Many in Batesville may joke about having to watch out when a new teenage driver takes to the road, yet the reality is that teens do in fact present a greater risk to others than do experienced motorists. You understand the need to share the road with new drivers (after all, how are they to gain the experience needed in order to overcome the issues green drivers experience?), yet that understanding offers little solace when you are faced with the consequences of a car accident that such a driver caused. Seeking compensation in such a scenario may seem pointless due to the fact that the teen probably has little that they might be able to compensate you with.
This prompts the question, however, if you might be able to hold their parents responsible. The legal principle of negligent entrustment assigns liability to third parties for entrusting their vehicles to drivers that they know may be more likely to cause an accident. In the case of a teen driver, that likelihood comes from their inexperience (which their parents should understand before letting them use their vehicles).
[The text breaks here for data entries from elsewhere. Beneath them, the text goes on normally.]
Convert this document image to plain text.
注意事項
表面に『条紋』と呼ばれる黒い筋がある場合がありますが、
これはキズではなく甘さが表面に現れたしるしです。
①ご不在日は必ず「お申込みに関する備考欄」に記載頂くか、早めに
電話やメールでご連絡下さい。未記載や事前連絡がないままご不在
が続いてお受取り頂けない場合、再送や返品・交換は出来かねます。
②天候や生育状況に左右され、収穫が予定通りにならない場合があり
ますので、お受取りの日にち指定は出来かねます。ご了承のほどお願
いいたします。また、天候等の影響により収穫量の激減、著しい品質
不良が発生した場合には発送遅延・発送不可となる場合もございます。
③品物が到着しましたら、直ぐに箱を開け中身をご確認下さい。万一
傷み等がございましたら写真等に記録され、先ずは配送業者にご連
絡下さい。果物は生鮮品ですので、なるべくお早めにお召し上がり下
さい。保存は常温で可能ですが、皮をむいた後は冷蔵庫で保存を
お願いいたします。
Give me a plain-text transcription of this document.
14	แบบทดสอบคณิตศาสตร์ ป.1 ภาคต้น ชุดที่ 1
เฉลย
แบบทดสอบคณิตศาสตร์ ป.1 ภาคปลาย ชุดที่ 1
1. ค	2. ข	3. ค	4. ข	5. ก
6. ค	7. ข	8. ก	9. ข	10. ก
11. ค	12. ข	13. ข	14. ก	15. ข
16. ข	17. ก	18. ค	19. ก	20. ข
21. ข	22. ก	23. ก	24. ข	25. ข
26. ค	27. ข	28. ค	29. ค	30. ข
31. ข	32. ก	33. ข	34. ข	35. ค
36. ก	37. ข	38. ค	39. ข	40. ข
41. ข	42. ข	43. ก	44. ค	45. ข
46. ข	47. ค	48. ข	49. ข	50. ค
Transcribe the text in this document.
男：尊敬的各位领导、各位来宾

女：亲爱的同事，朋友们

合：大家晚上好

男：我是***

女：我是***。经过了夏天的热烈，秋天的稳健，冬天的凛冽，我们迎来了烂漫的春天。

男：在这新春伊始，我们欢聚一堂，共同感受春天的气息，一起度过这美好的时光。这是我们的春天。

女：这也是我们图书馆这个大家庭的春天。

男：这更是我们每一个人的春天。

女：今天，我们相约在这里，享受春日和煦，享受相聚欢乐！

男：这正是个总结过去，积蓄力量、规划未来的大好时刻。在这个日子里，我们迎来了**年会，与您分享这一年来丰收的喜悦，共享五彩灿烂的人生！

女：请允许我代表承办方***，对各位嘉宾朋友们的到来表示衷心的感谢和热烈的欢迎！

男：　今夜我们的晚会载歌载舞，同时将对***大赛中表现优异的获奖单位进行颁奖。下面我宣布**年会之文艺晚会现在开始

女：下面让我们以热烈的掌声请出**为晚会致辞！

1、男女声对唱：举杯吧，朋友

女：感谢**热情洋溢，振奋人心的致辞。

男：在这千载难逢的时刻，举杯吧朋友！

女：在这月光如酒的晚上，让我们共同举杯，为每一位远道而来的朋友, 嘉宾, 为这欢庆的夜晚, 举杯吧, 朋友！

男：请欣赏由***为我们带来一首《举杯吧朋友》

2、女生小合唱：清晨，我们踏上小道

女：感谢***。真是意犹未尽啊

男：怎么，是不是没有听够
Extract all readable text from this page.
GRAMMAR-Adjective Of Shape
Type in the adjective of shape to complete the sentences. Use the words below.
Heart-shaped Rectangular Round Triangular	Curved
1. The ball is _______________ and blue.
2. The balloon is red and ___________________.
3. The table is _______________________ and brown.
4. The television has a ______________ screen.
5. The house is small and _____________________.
The state agrees with this assertion. In a 2003 Mississippi State Supreme Court ruling, the following explanation of negligent entrustment was cited: “One who supplies directly or through a third person a chattel (an item of property) for use of another whom the supplier knows or has reason to know to be likely because of his youth, inexperience, or otherwise, to use it in a manner involving unreasonable risk of physical harm to himself and others…is subject to liability for physical harm resulting to them.”
One note worth mentioning is that this statute may require proof that the parents knew their teen would be driving a car (rather than the teen taking it without permission).